Иван Сергеевич и Анна Александровна горевали над судьбою заблудшего сына, недоумевали, отчего только он получился таким беспутным и где они его проглядели. Теперь они даже раскаивались, что когда-то воспрепятствовали его женитьбе: может быть, хоть это как-то оберегло бы его от лиха, – но что было нынче говорить? Тезкин сидел на диване, как царевна-несмеяна, и на лице у него было красноречиво написано: что воля, что неволя… И стыдно было людям в глаза глядеть, но еще больней было смотреть на него самого. Конечно, можно было утешить себя тем, что двое других сыновей прочно стоят на земле, работают в почтенных учреждениях и всеми уважаемы. Но не Христос ли в своей притче привел в назидательный пример историю о девяноста девяти послушных и одной заблудшей овце, и у неверующих его родителей, как у добрых пастырей, болела за младшенького душа.

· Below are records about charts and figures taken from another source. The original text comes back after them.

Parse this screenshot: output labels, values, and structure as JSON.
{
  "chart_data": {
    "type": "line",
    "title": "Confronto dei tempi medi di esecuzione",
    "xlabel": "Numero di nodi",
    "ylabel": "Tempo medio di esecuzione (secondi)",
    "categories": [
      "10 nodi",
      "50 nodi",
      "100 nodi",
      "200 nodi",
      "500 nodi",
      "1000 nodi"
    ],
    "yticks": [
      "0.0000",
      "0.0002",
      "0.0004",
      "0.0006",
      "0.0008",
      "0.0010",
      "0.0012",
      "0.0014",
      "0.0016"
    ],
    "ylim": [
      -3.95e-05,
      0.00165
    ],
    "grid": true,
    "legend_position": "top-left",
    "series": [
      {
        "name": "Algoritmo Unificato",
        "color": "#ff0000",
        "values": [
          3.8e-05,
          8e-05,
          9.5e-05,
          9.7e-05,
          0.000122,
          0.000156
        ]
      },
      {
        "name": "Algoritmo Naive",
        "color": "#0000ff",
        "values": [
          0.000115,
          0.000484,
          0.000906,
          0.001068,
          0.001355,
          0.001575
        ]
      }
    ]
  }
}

И однажды Анна Александровна, ни слова не говоря поседевшему от переживаний супругу, снова, как много лет назад, отправилась в церковь и поставила свечку, с вечной бабской жалобой обратившись к Богородице и прося Ее заступиться и спасти сыночка, вернуть его разум и душу из помутнения и дать исцеления телесного. Она просила об этом искренне и горячо, и кто бы сказал, глядя на эту плачущую перед иконой женщину, что работает она в коммунистическом издательстве, кто бы отличил ее от десятков других, так же молящих и сокрушающихся о своих бедах. Да и ей самой в какой-то момент почудилось, что просьба ее услышана и Пречистая поможет и ей, потому что там любимы не только те, кто благочестиво исполняет все обряды, но и те, кто опоминается на самом краю.
Стыдясь и радуясь одновременно, она повинилась и поведала о том мужу. Иван Сергеевич не стал ругать жену, а с печалью сказал, что это всего-навсего давно известный механизм самовнушения, на котором спекулирует церковь, а бежать к попам, когда тебя припекло, – значит не уважать ни себя, ни их. И действительно, никаких изменений к лучшему не произошло. Напротив, две недели спустя Тезкин неожиданно сказал родителям, что не желает быть никому обузой, а потому отправляется искать лучшей доли и когда вернется, да и вернется ли вообще, не знает сам. Его пробовали было отговорить, твердили, что в таком состоянии это просто самоубийственно, но все было напрасно – сын уехал.
– Благословите меня, – попросил он кротко перед самым отъездом, и что-то прежнее, давно забытое, промелькнуло в его лице.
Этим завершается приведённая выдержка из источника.